Wednesday, July 22, 2009

On Mr. Veerappan's trail

The occasion was the engagement of my classmate Guntur Koushik with Deepa and I started off on a skeptical note to Coimbatore on 3rd of October. The reason for my skepticism was that I was travelling to Coimbatore during a long weekend and I had not got a return ticket back to my base. But I still undertook the journey for the sheer pleasure of meeting Koushik and his better half and also the fact that it presented me with a good opportunity to pull Koushik's legs.



A word or two must be said about this guy who happens to be my classmate during my post-graduation days at Vellore. Koushik and me have a lot of things in common. Similar stature, thoughts (especially about the fairer sex!). Here was a guy who voted for me to be the "Best fresher" at college even when not having interacted with me (It made me think as to what led him to do that). His one vote caused me to be selected as the "Best fresher" which caused me to be donned with a "Fresher king" crown and made me look even more of a duffer than what I really am.

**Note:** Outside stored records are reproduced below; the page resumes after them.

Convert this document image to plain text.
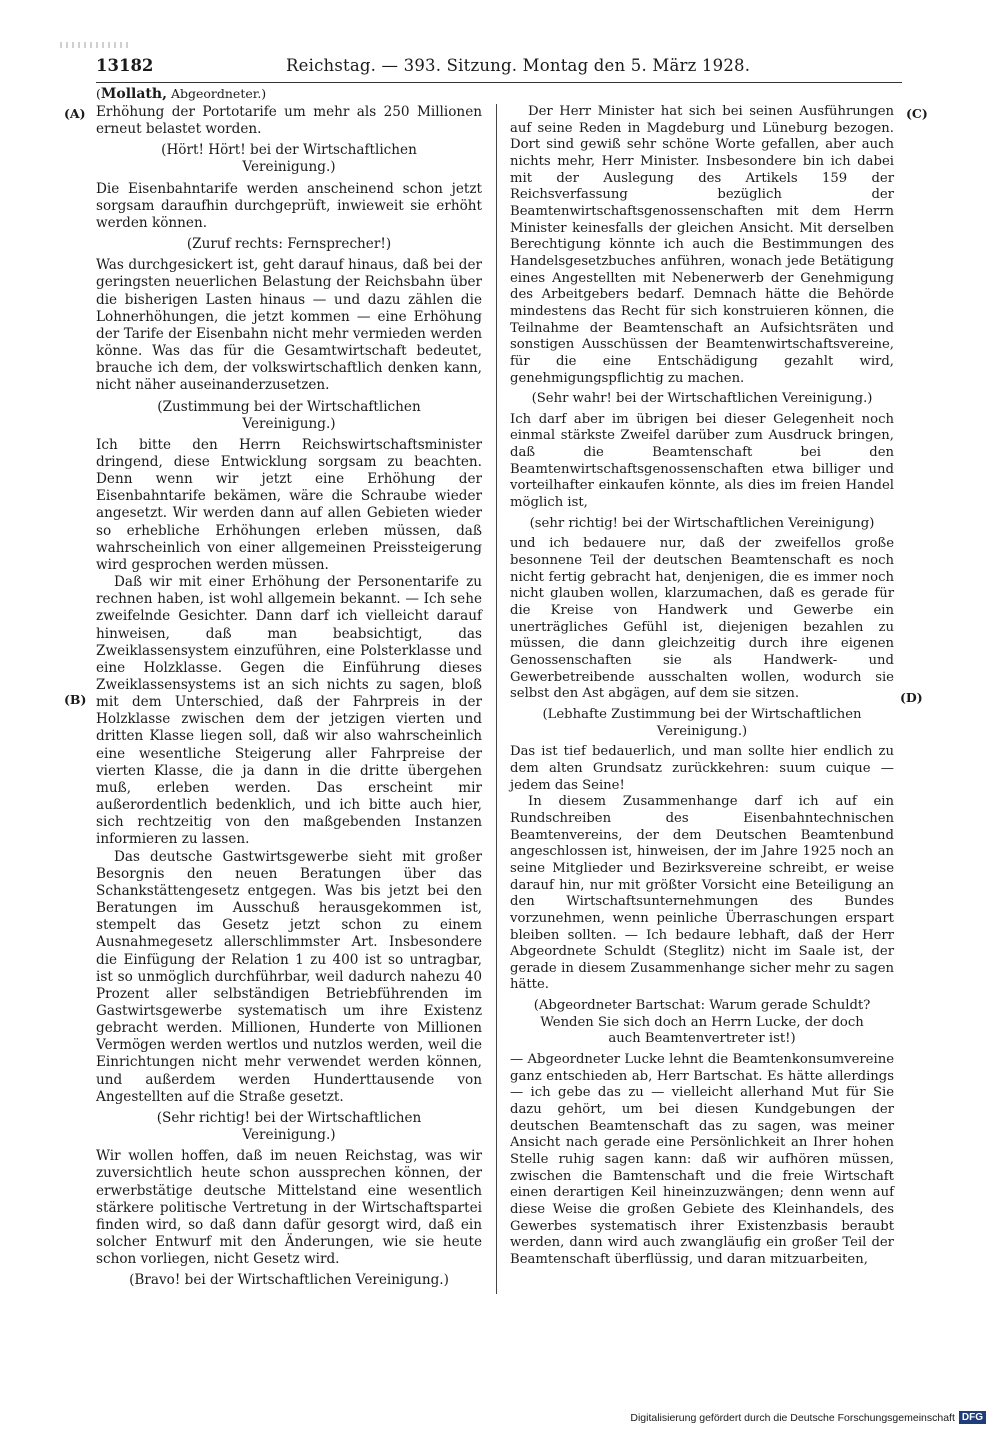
13182	Reichstag. — 393. Sitzung. Montag den 5. März 1928.
(Mollath, Abgeordneter.)
(A)
(B)
(C)
(D)

Erhöhung der Portotarife um mehr als 250 Millionen erneut belastet worden.

(Hört! Hört! bei der Wirtschaftlichen Vereinigung.)

Die Eisenbahntarife werden anscheinend schon jetzt sorgsam daraufhin durchgeprüft, inwieweit sie erhöht werden können.

(Zuruf rechts: Fernsprecher!)

Was durchgesickert ist, geht darauf hinaus, daß bei der geringsten neuerlichen Belastung der Reichsbahn über die bisherigen Lasten hinaus — und dazu zählen die Lohnerhöhungen, die jetzt kommen — eine Erhöhung der Tarife der Eisenbahn nicht mehr vermieden werden könne. Was das für die Gesamtwirtschaft bedeutet, brauche ich dem, der volkswirtschaftlich denken kann, nicht näher auseinanderzusetzen.

(Zustimmung bei der Wirtschaftlichen Vereinigung.)

Ich bitte den Herrn Reichswirtschaftsminister dringend, diese Entwicklung sorgsam zu beachten. Denn wenn wir jetzt eine Erhöhung der Eisenbahntarife bekämen, wäre die Schraube wieder angesetzt. Wir werden dann auf allen Gebieten wieder so erhebliche Erhöhungen erleben müssen, daß wahrscheinlich von einer allgemeinen Preissteigerung wird gesprochen werden müssen.

Daß wir mit einer Erhöhung der Personentarife zu rechnen haben, ist wohl allgemein bekannt. — Ich sehe zweifelnde Gesichter. Dann darf ich vielleicht darauf hinweisen, daß man beabsichtigt, das Zweiklassensystem einzuführen, eine Polsterklasse und eine Holzklasse. Gegen die Einführung dieses Zweiklassensystems ist an sich nichts zu sagen, bloß mit dem Unterschied, daß der Fahrpreis in der Holzklasse zwischen dem der jetzigen vierten und dritten Klasse liegen soll, daß wir also wahrscheinlich eine wesentliche Steigerung aller Fahrpreise der vierten Klasse, die ja dann in die dritte übergehen muß, erleben werden. Das erscheint mir außerordentlich bedenklich, und ich bitte auch hier, sich rechtzeitig von den maßgebenden Instanzen informieren zu lassen.

Das deutsche Gastwirtsgewerbe sieht mit großer Besorgnis den neuen Beratungen über das Schankstättengesetz entgegen. Was bis jetzt bei den Beratungen im Ausschuß herausgekommen ist, stempelt das Gesetz jetzt schon zu einem Ausnahmegesetz allerschlimmster Art. Insbesondere die Einfügung der Relation 1 zu 400 ist so untragbar, ist so unmöglich durchführbar, weil dadurch nahezu 40 Prozent aller selbständigen Betriebführenden im Gastwirtsgewerbe systematisch um ihre Existenz gebracht werden. Millionen, Hunderte von Millionen Vermögen werden wertlos und nutzlos werden, weil die Einrichtungen nicht mehr verwendet werden können, und außerdem werden Hunderttausende von Angestellten auf die Straße gesetzt.

(Sehr richtig! bei der Wirtschaftlichen Vereinigung.)

Wir wollen hoffen, daß im neuen Reichstag, was wir zuversichtlich heute schon aussprechen können, der erwerbstätige deutsche Mittelstand eine wesentlich stärkere politische Vertretung in der Wirtschaftspartei finden wird, so daß dann dafür gesorgt wird, daß ein solcher Entwurf mit den Änderungen, wie sie heute schon vorliegen, nicht Gesetz wird.

(Bravo! bei der Wirtschaftlichen Vereinigung.)

Der Herr Minister hat sich bei seinen Ausführungen auf seine Reden in Magdeburg und Lüneburg bezogen. Dort sind gewiß sehr schöne Worte gefallen, aber auch nichts mehr, Herr Minister. Insbesondere bin ich dabei mit der Auslegung des Artikels 159 der Reichsverfassung bezüglich der Beamtenwirtschaftsgenossenschaften mit dem Herrn Minister keinesfalls der gleichen Ansicht. Mit derselben Berechtigung könnte ich auch die Bestimmungen des Handelsgesetzbuches anführen, wonach jede Betätigung eines Angestellten mit Nebenerwerb der Genehmigung des Arbeitgebers bedarf. Demnach hätte die Behörde mindestens das Recht für sich konstruieren können, die Teilnahme der Beamtenschaft an Aufsichtsräten und sonstigen Ausschüssen der Beamtenwirtschaftsvereine, für die eine Entschädigung gezahlt wird, genehmigungspflichtig zu machen.

(Sehr wahr! bei der Wirtschaftlichen Vereinigung.)

Ich darf aber im übrigen bei dieser Gelegenheit noch einmal stärkste Zweifel darüber zum Ausdruck bringen, daß die Beamtenschaft bei den Beamtenwirtschaftsgenossenschaften etwa billiger und vorteilhafter einkaufen könnte, als dies im freien Handel möglich ist,

(sehr richtig! bei der Wirtschaftlichen Vereinigung)

und ich bedauere nur, daß der zweifellos große besonnene Teil der deutschen Beamtenschaft es noch nicht fertig gebracht hat, denjenigen, die es immer noch nicht glauben wollen, klarzumachen, daß es gerade für die Kreise von Handwerk und Gewerbe ein unerträgliches Gefühl ist, diejenigen bezahlen zu müssen, die dann gleichzeitig durch ihre eigenen Genossenschaften sie als Handwerk- und Gewerbetreibende ausschalten wollen, wodurch sie selbst den Ast abgägen, auf dem sie sitzen.

(Lebhafte Zustimmung bei der Wirtschaftlichen Vereinigung.)

Das ist tief bedauerlich, und man sollte hier endlich zu dem alten Grundsatz zurückkehren: suum cuique — jedem das Seine!

In diesem Zusammenhange darf ich auf ein Rundschreiben des Eisenbahntechnischen Beamtenvereins, der dem Deutschen Beamtenbund angeschlossen ist, hinweisen, der im Jahre 1925 noch an seine Mitglieder und Bezirksvereine schreibt, er weise darauf hin, nur mit größter Vorsicht eine Beteiligung an den Wirtschaftsunternehmungen des Bundes vorzunehmen, wenn peinliche Überraschungen erspart bleiben sollten. — Ich bedaure lebhaft, daß der Herr Abgeordnete Schuldt (Steglitz) nicht im Saale ist, der gerade in diesem Zusammenhange sicher mehr zu sagen hätte.

(Abgeordneter Bartschat: Warum gerade Schuldt? Wenden Sie sich doch an Herrn Lucke, der doch auch Beamtenvertreter ist!)

— Abgeordneter Lucke lehnt die Beamtenkonsumvereine ganz entschieden ab, Herr Bartschat. Es hätte allerdings — ich gebe das zu — vielleicht allerhand Mut für Sie dazu gehört, um bei diesen Kundgebungen der deutschen Beamtenschaft das zu sagen, was meiner Ansicht nach gerade eine Persönlichkeit an Ihrer hohen Stelle ruhig sagen kann: daß wir aufhören müssen, zwischen die Bamtenschaft und die freie Wirtschaft einen derartigen Keil hineinzuzwängen; denn wenn auf diese Weise die großen Gebiete des Kleinhandels, des Gewerbes systematisch ihrer Existenzbasis beraubt werden, dann wird auch zwangläufig ein großer Teil der Beamtenschaft überflüssig, und daran mitzuarbeiten,

Digitalisierung gefördert durch die Deutsche Forschungsgemeinschaft DFG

Our friendship started out from there. One of the best things I like about Koushik is his sense of humour and the ability with which he speaks the Madras slang of Tamizh. A guy with a severely short temper and one who can fly to rage at the most obscure reason, although it must be said that over the years, he has mellowed down. Now that he has lost his "Bachelor's" degree and having been confined to a role of a "rubber stamp" authority, he surely would become a changed person. I pray for his long life and hope that he will settle down with his wife in a never ending marital bliss





The train which I was supposed to board on 3rd of October to Coimbatore arrived on time to Bangalore City from Kurla. My thoughts about a prompt arrival at Coimbatore were derailed when it reached Coimbatore, the next day morning three hours behind schedule. Having rued the lost hours, I camped at another of my classmate's house for the morning. Being Ayudha pooja day, I was treated by my hostess's family with a sumptuous South Indian meal. My other reason to visit Coimbatore in connection with Koushik's engagement was a visit to Avinashilingeshwarar temple in Avinashi.

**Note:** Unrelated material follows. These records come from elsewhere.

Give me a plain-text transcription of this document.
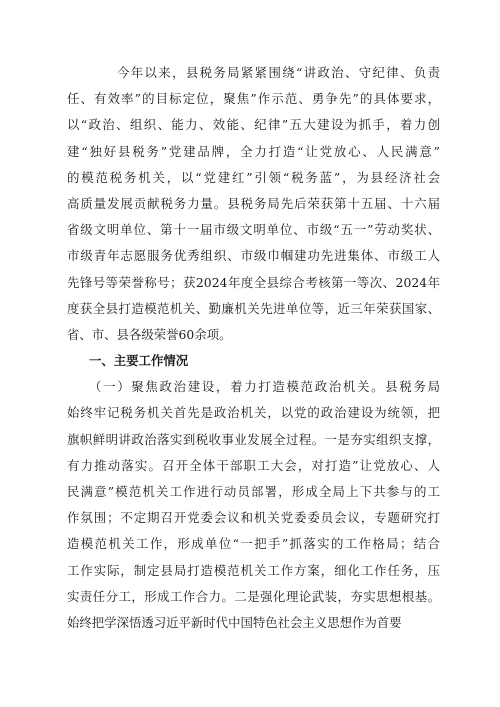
今年以来，县税务局紧紧围绕“讲政治、守纪律、负责
任、有效率”的目标定位，聚焦”作示范、勇争先”的具体要求，
以“政治、组织、能力、效能、纪律”五大建设为抓手，着力创
建“独好县税务”党建品牌，全力打造“让党放心、人民满意”
的模范税务机关，以“党建红”引领“税务蓝”，为县经济社会
高质量发展贡献税务力量。县税务局先后荣获第十五届、十六届
省级文明单位、第十一届市级文明单位、市级“五一”劳动奖状、
市级青年志愿服务优秀组织、市级巾帼建功先进集体、市级工人
先锋号等荣誉称号；获2024年度全县综合考核第一等次、2024年
度获全县打造模范机关、勤廉机关先进单位等，近三年荣获国家、
省、市、县各级荣誉60余项。
一、主要工作情况
（一）聚焦政治建设，着力打造模范政治机关。县税务局
始终牢记税务机关首先是政治机关，以党的政治建设为统领，把
旗帜鲜明讲政治落实到税收事业发展全过程。一是夯实组织支撑，
有力推动落实。召开全体干部职工大会，对打造”让党放心、人
民满意”模范机关工作进行动员部署，形成全局上下共参与的工
作氛围；不定期召开党委会议和机关党委委员会议，专题研究打
造模范机关工作，形成单位“一把手”抓落实的工作格局；结合
工作实际，制定县局打造模范机关工作方案，细化工作任务，压
实责任分工，形成工作合力。二是强化理论武装，夯实思想根基。
始终把学深悟透习近平新时代中国特色社会主义思想作为首要
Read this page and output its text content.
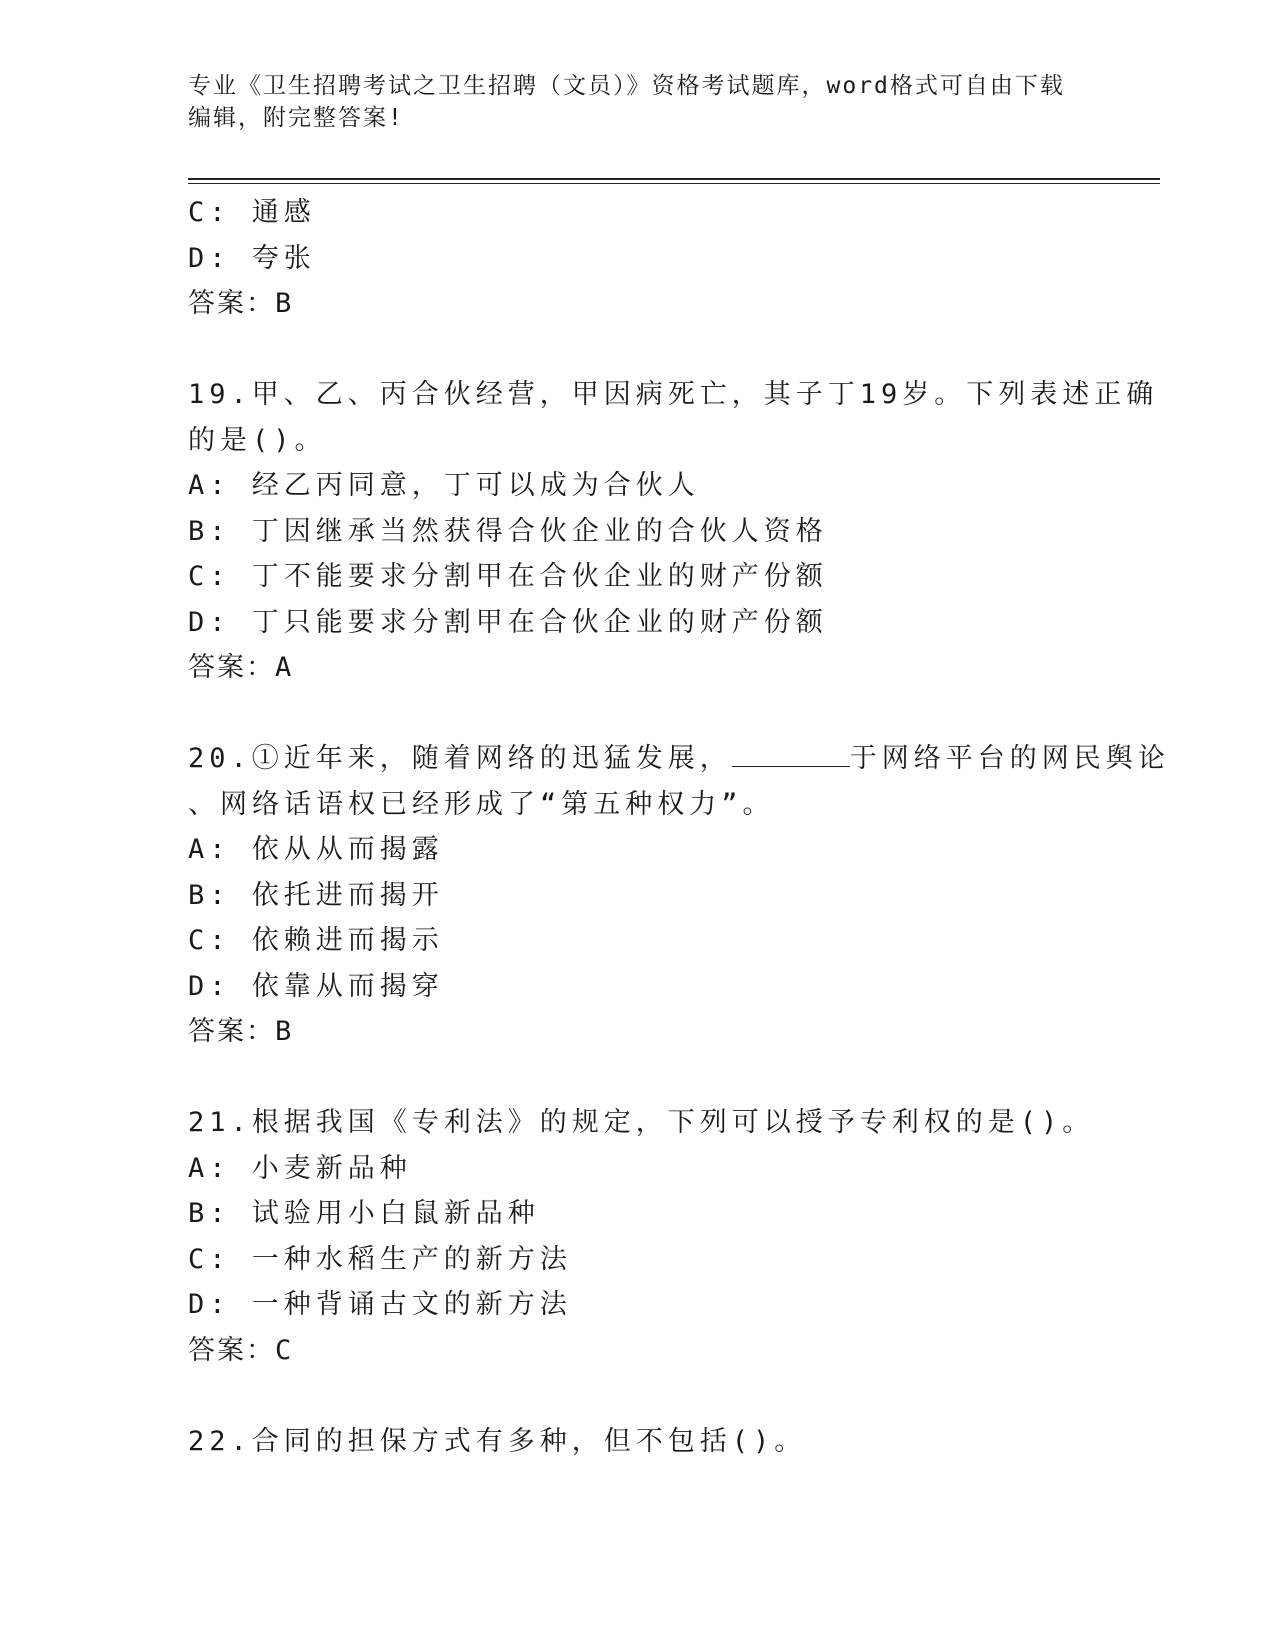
专业《卫生招聘考试之卫生招聘（文员）》资格考试题库，word格式可自由下载
编辑，附完整答案!
C: 通感
D: 夸张
答案：B
19.甲、乙、丙合伙经营，甲因病死亡，其子丁19岁。下列表述正确
的是()。
A: 经乙丙同意，丁可以成为合伙人
B: 丁因继承当然获得合伙企业的合伙人资格
C: 丁不能要求分割甲在合伙企业的财产份额
D: 丁只能要求分割甲在合伙企业的财产份额
答案：A
20.①近年来，随着网络的迅猛发展，	于网络平台的网民舆论
、网络话语权已经形成了“第五种权力”。
A: 依从从而揭露
B: 依托进而揭开
C: 依赖进而揭示
D: 依靠从而揭穿
答案：B
21.根据我国《专利法》的规定，下列可以授予专利权的是()。
A: 小麦新品种
B: 试验用小白鼠新品种
C: 一种水稻生产的新方法
D: 一种背诵古文的新方法
答案：C
22.合同的担保方式有多种，但不包括()。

My body unwilling (especially after the sumptuous meal) but with my mind egging me to go, I left for Avinashi to seek divine blessings from his holiness at Avinashi. Avinashi is a small town which means literally "one that is not destructible", enroute to Tiruppur which has carved a niche for itself in the Knitting industry. After a pleasant journey of 40 minutes by bus, I reached Avinashi. The temple is a stone throw away from the bus stand. The first things that you notice about the temple are the sculptures on the gopuram above the sanctum sanctorum. Legend has that it is a place where the tamil saint Sundaramoorthy nayanar, with the help of the divine Nataraja, resurrected a child from his death. Also said is that you gain half the benefit of a visit to Kashi by visiting Avinashi. The temple was well taken care of by the Tamil kingdoms of Chera, Cholas and Pandiyas. Once during a famine in Avinashi area, the kings built huge tanks and served Kanji (rice gurel) to the people. One can see the Tamil inscriptions of this incident even now.

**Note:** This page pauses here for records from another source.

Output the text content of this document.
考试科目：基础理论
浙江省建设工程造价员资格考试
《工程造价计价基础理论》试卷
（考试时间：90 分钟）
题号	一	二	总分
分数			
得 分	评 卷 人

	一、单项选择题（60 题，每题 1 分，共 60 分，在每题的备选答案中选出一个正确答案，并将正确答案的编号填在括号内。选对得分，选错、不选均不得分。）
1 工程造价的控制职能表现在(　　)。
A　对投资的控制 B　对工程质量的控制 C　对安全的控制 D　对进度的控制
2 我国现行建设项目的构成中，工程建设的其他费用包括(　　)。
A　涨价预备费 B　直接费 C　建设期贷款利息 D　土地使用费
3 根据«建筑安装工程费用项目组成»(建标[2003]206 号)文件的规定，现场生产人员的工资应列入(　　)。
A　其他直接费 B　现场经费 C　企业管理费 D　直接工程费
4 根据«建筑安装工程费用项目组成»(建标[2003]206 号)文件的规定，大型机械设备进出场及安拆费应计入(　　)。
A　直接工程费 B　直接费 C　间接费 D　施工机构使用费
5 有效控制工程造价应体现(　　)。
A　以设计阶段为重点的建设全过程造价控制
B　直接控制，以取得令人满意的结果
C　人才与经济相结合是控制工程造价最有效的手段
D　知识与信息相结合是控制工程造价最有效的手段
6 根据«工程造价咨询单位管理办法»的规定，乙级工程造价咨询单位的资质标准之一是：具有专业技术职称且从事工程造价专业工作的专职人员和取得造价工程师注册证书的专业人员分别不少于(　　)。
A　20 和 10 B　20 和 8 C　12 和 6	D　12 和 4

The temple has sannidhis for Avinashilingeshwarar, his consort Parvathi, Lord Shanmuga and Lord Ganesha. There is a special sannidhi for Lord Sani apart from the Navagraha sannidhi which we find in all South Indian temples. Being ashtami day of Navrathri, there was a huge crowd at the Parvathi sannidi. Avinashappar's temple is a protected monument under the Archeological Survey of India. Few kilometers from Avinashi enroute to Tiruppur is Thirumuruganpoondi. Here too there are two temples of Shiva and Lord Karthikeya. But the place is famous for the "Kethu" sannidhi which attracts huge devotees. I reached a tad late only to find the "Kethu" sannidhi of Madhvaneshwar closed. The other temples are similar in architecture with the Avinashilingeshwarar temple at Avinashi.



The next day dawned a bit late for me as I took my own time to get out of bed. Being a sunday and as the weather was extremely pleasant, I enjoyed the mild sun with a hot cup of steaming coffee and watching the crows learn their acrobatic flying. The engagement was in the afternoon and I reached well in time to "kalaichify" (make fun of in Madras Tamizh slang) Koushik.



He was there no doubt, but with a stoic face in deep thought. Poor guy must have been going through all the complexities and pitfalls of a marriage and trying to figure out ways to avoid them. His cousins were there to team up with me in pulling Koushik's legs and the function went on to finish in grand style.



Once the function got over, I went through a bit of an ordeal of trying ot grab a seat in any of the available transports (leaving behing cycles and bullock carts) to get back to Bangalore. At last there was a travel agent who offered me a seat in a Swaraj Mazda van, which he called to be a "luxury bus". There was little to differentiate between an old WWII vintage and this "luxury bus". But as that was the only available transport back, I readily picked up the ticket. The "bus" took the unusual route of travelling to Sathyamangalam, Bannari, Chamrajpet and Mysore to reach Bangalore.



Here I was in a rickety old van hurtling down through our own "Bandit King" Veerappan's territory. Veerappan a former poacher was born nearby Thimbam in the Sathyamangalam forests. Thimbam is a remote hamlet and also is the last post before you cross over from TamilNadu to Karnataka. Notorious for his killing of elephants, Veerappan shot into fame when he switched from poaching to sandalwood smuggling. It is a tough terrain with thick tropical forests having Sandalwood, Honne, Mathi, Teak and Sal trees with only Veerappan and his band of poachers knowing the territory like the palm of their hands. One would imagine a cluster of checkposts, all manned by STF men with Sten guns. But all along the way in the posts, I found only minimal sentries armed with only .303 rifles who will be easily outclassed by Veerappan. No wonder he eludes the cops even to this day. The route passes through Periyar wildlife sanctuary and the route is lined with signboards warning of wild animals. I thought they should have kept a board saying "Beaware of Veerappan". True to the sign boards, we could see spotted deer and wild foxes at some places, their eyes glowing like hot, while coals in the van's headlights. It was a great pity that only the driver and me were witness to the majestic spotted deers and the wild foxes.



Some of the sentries are also supporters of Veerappan if one could go by their huge mustaches. The 27 hairpin bends of the Thimbam ghats are also a test for the driver's skills especially with the heavy vehicles being driven with impunity. But thanks to my stars and the fact that I was constantly encouraging the driver, we managed to cross the strech without any hitch. Once you cross over to Karnataka, the situation really changes. The sleeping co-passengers were awakened by the extremely bad roads, which resembled the lunar surface. There was little to choose from one pot hole to another and the only thing one has in mind while driving through that stretch is a small prayer that the wheels don't come off or the axles do not break.



The trail then leaves Veerappan territory and becomes more civilised as you enter Chamrajnagar and Mysore. Work is now on for the four lane express way between Mysore and Bangalore and soon one could cover the distance without many hassles. The only hitch in the ride back was the death of the dog, which was hit by our van, whose last howl would haunt me for weeks to come.